Am 23. März wollen Apothekerinnen und Apotheker in ganz Deutschland für eine bessere Honorierung protestieren. Der Landesapothekerverband Baden-Württemberg (LAV BW) ruft zur Teilnahme auf und appeliert an die Bevölkerung, sich rechtzeitig mit benötigten Medikamenten zu versorgen.
AutorKontaktPZ
Datum 18.03.2026  14:15 Uhr
LAV setzt auf »breite und sichtbare Beteiligung«

Der Landesapothekerverband Baden-Württemberg weist die Bevölkerung in einer Pressemitteilung darauf hin, dass sich am kommenden Montag, den 23. März, sehr viele Apotheken im Land an bundesweiten Protestmaßnahmen beteiligen werden. Das könne bedeuten, dass Patientinnen und Patienten nur durch die Notdienstklappe versorgt werden, Schaufenster verhängt sind oder Apotheken mit regional organisierten Aktionen auf ihre wirtschaftlich prekäre Situation aufmerksam machen.

Etliche Apothekenteams planen, an der zentralen Kundgebung auf dem Münchner Odeonsplatz gemeinsam mit den Kolleginnen und Kollegen aus Bayern teilzunehmen, sodass möglicherweise nicht alle Apotheken geöffnet sind. Der Verband setzt auf eine breite und sichtbare Beteiligung der baden-württembergischen Apotheken an dem Protesttag.

Einen Dämpfer gab es vergangene Woche, als das Sozialministerium Baden-Württemberg quer schoss und gegenüber der Landesapothekerkammer erklärte, dass die Schließung von Apotheken zu Protestzwecken nach ihrer Rechtsauffassung keinen in § 23 Absatz 2 Apothekenbetriebsordnung (ApoBetrO) genannten »berechtigten Grund« darstelle. Die Kammer erteilte daher keine Genehmigungen.
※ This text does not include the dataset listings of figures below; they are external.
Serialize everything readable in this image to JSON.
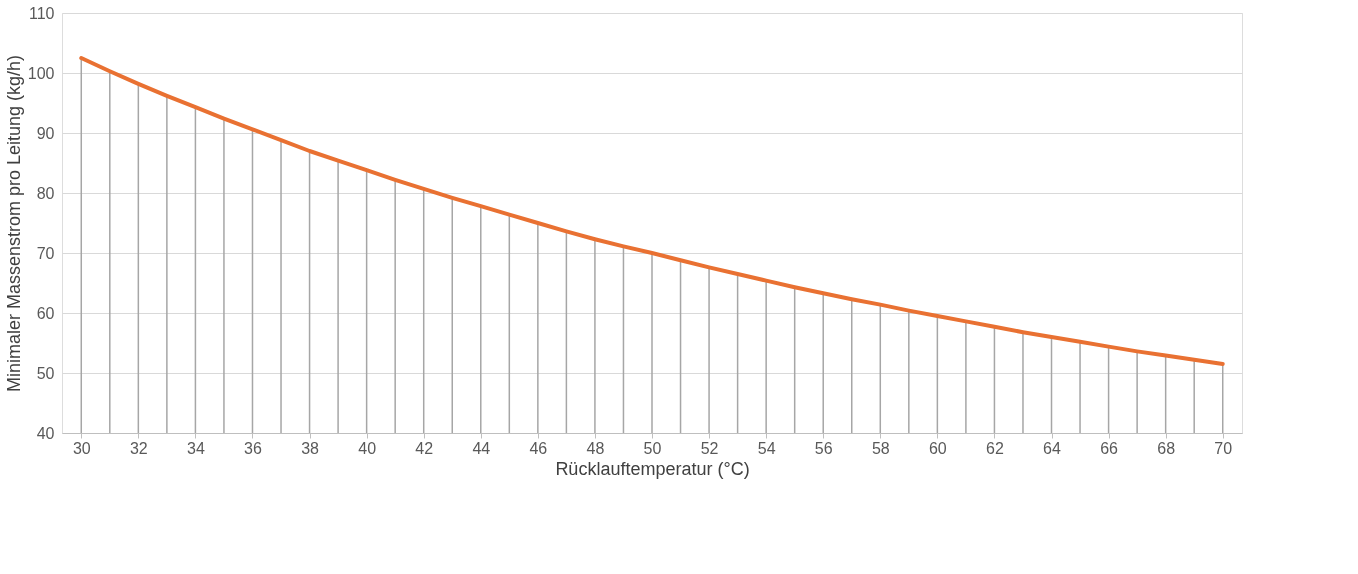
{
  "chart_data": {
    "type": "line",
    "xlabel": "Rücklauftemperatur (°C)",
    "ylabel": "Minimaler Massenstrom pro Leitung (kg/h)",
    "x": [
      30,
      31,
      32,
      33,
      34,
      35,
      36,
      37,
      38,
      39,
      40,
      41,
      42,
      43,
      44,
      45,
      46,
      47,
      48,
      49,
      50,
      51,
      52,
      53,
      54,
      55,
      56,
      57,
      58,
      59,
      60,
      61,
      62,
      63,
      64,
      65,
      66,
      67,
      68,
      69,
      70
    ],
    "series": [
      {
        "type": "bar",
        "color": "#a6a6a6",
        "values": [
          102.5,
          100.3,
          98.2,
          96.2,
          94.3,
          92.4,
          90.6,
          88.8,
          87.0,
          85.4,
          83.8,
          82.2,
          80.7,
          79.2,
          77.8,
          76.4,
          75.0,
          73.6,
          72.3,
          71.1,
          70.0,
          68.8,
          67.6,
          66.5,
          65.4,
          64.3,
          63.3,
          62.3,
          61.4,
          60.4,
          59.5,
          58.6,
          57.7,
          56.8,
          56.0,
          55.2,
          54.4,
          53.6,
          52.9,
          52.2,
          51.5
        ]
      },
      {
        "color": "#e97132",
        "values": [
          102.5,
          100.3,
          98.2,
          96.2,
          94.3,
          92.4,
          90.6,
          88.8,
          87.0,
          85.4,
          83.8,
          82.2,
          80.7,
          79.2,
          77.8,
          76.4,
          75.0,
          73.6,
          72.3,
          71.1,
          70.0,
          68.8,
          67.6,
          66.5,
          65.4,
          64.3,
          63.3,
          62.3,
          61.4,
          60.4,
          59.5,
          58.6,
          57.7,
          56.8,
          56.0,
          55.2,
          54.4,
          53.6,
          52.9,
          52.2,
          51.5
        ]
      }
    ],
    "xlim": [
      29.5,
      70.5
    ],
    "xticks": [
      30,
      32,
      34,
      36,
      38,
      40,
      42,
      44,
      46,
      48,
      50,
      52,
      54,
      56,
      58,
      60,
      62,
      64,
      66,
      68,
      70
    ],
    "ylim": [
      40,
      110
    ],
    "yticks": [
      40,
      50,
      60,
      70,
      80,
      90,
      100,
      110
    ],
    "grid": "y",
    "marker": "none",
    "line_style": "solid"
  }
}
Der LAV artikulierte sein Dilemma und gab gleichzeitig Tipps für die Proteste.

Proteste schon 2023

Bereits im November 2023 hatten tausende Apothekerinnen und Apotheker aus Baden-Württemberg und Bayern bei einer gemeinsamen Großkundgebung auf dem Stuttgarter Schlossplatz auf ihre schwierige wirtschaftliche Lage aufmerksam gemacht. Am 23. März soll dieser bundesweite Protest fortgesetzt werden. Wo Apotheken am Protesttag nur teilweise oder nicht verfügbar sind, wird die Arzneimittelversorgung der Bürgerinnen und Bürger durch Notdienstapotheken sichergestellt.
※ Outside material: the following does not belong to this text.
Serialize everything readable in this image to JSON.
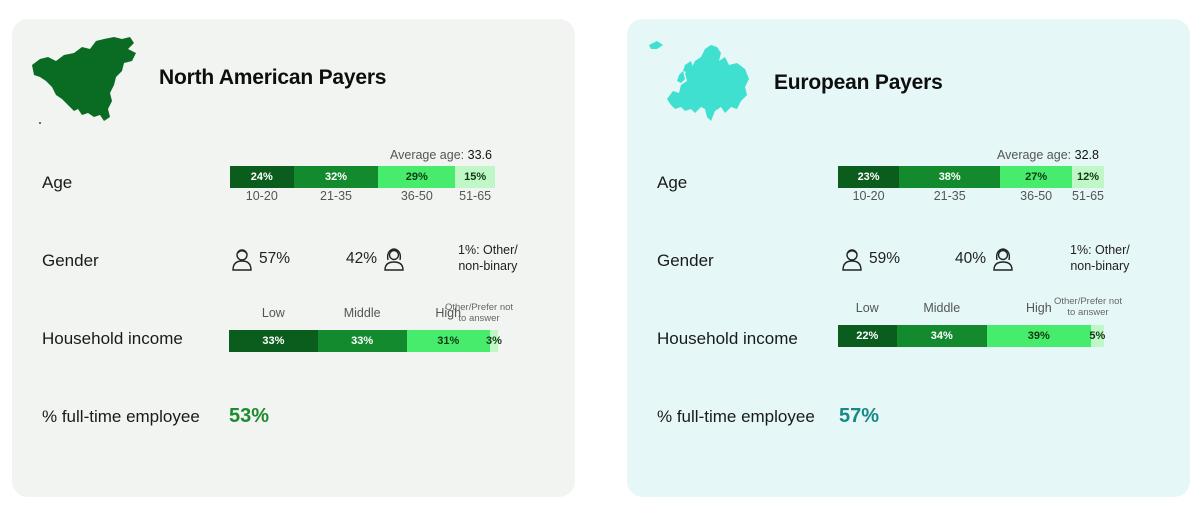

Hintergrund der Proteste ist die seit mehr als 13 Jahren ausbleibende Anpassung des Apothekenhonorars. Während die Personal- und Sachkosten laut dem LAV seit 2013 um rund 65 Prozent gestiegen sind, liegt das packungsbezogene Honorar weiterhin bei 8,35 Euro. Der Koalitionsvertrag sieht eine Anhebung auf 9,50 Euro vor – eine verbindliche Umsetzung steht jedoch noch aus.
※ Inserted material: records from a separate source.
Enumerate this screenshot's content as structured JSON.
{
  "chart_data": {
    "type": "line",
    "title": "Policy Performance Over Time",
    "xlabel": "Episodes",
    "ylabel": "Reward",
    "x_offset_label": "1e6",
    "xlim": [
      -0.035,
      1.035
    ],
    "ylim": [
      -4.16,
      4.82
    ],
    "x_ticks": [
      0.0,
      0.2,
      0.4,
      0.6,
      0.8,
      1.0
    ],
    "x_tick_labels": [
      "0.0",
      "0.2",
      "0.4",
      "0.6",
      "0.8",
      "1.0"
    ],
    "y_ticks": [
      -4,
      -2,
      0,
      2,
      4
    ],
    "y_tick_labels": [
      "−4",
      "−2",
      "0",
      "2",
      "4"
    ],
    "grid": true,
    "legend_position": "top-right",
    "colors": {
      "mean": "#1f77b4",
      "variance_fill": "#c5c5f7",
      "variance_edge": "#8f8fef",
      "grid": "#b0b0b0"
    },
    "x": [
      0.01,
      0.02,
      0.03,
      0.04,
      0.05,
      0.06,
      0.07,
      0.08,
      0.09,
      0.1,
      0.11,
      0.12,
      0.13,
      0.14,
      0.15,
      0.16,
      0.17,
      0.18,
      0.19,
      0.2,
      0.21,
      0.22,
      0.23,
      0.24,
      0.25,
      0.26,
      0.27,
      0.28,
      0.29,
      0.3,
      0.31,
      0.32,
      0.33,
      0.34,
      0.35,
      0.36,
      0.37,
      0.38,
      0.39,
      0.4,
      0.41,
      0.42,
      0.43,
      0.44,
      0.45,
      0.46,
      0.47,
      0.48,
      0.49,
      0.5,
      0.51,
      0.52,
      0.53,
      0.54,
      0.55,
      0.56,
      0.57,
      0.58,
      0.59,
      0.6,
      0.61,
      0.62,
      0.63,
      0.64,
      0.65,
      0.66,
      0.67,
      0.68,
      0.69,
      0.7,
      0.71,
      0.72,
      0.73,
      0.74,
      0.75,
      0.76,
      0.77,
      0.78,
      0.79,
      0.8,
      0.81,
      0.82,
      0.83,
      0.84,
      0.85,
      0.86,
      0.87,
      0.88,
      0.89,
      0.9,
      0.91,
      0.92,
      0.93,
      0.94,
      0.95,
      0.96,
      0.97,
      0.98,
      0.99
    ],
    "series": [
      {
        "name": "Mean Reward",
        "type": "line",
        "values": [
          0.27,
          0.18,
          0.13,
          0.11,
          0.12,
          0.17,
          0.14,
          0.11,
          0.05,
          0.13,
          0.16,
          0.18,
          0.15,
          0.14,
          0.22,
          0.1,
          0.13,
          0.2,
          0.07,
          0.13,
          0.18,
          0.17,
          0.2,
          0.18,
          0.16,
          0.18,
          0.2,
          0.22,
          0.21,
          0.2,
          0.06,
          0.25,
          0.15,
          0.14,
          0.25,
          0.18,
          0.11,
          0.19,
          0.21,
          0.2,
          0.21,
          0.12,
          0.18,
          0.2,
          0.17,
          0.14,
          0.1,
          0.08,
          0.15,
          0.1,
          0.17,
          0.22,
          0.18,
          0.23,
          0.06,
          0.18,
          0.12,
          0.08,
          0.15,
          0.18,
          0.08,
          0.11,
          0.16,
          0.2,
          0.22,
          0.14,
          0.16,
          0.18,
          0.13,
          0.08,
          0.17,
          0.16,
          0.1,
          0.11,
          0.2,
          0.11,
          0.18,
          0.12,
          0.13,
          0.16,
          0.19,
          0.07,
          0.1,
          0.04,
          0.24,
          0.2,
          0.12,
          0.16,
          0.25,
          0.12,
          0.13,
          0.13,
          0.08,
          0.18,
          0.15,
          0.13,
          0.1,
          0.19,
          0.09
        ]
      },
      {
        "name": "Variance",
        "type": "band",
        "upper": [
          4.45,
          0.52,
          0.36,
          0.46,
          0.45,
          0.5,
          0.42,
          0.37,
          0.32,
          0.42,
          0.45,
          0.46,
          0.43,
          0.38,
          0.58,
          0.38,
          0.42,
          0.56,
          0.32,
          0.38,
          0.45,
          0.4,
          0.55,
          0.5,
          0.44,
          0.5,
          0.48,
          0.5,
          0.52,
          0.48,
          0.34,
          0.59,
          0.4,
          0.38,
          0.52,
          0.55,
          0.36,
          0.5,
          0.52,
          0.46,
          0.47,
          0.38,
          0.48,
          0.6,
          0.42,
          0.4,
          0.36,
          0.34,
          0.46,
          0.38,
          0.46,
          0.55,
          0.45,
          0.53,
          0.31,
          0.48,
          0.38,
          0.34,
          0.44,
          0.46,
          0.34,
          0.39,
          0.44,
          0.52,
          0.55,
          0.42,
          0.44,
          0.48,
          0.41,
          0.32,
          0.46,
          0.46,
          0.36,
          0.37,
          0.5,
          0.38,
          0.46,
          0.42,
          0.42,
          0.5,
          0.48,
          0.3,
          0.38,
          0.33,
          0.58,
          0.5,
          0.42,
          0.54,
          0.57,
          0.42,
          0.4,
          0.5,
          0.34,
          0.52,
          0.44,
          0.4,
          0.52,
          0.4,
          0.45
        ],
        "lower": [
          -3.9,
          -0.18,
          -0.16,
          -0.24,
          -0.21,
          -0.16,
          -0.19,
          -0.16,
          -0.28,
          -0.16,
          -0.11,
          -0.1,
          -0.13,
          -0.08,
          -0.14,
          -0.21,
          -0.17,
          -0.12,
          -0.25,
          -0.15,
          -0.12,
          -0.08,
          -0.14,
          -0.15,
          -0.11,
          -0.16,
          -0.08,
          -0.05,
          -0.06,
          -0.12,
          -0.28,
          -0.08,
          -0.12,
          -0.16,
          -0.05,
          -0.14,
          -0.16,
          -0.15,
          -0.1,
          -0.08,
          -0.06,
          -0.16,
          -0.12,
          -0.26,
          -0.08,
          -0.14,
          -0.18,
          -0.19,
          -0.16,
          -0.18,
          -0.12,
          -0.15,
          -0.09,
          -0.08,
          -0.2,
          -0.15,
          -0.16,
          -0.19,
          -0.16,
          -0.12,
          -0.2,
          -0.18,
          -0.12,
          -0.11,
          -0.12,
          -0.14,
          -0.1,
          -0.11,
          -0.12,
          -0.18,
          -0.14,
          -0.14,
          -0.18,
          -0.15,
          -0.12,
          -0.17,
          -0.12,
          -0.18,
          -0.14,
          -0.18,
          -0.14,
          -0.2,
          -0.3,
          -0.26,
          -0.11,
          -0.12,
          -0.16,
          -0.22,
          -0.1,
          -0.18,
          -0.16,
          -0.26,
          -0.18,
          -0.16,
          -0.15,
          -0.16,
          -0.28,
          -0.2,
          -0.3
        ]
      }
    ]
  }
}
LAV-Präsidentin Tatjana Zambo erklärt: »Die Apotheken dürfen jetzt nicht weiter hingehalten werden, denn die wirtschaftliche Situation vieler Apotheken ist dramatisch. Seit 2013 mussten bundesweit fast 20 Prozent der Apotheken schließen – und auch wenn ich nach vorne schaue, sieht es schlimm aus: In Baden-Württemberg erwirtschaften rund 30 Prozent der Apotheken gerade so die schwarze Null oder stehen schon in den roten Zahlen. Das ist beängstigend!« Diese Entwicklung sei auch für die Patientinnen und Patienten ein Problem, da jede einzelne Schließung die wohnortnahe Arzneimittelversorgung schwäche.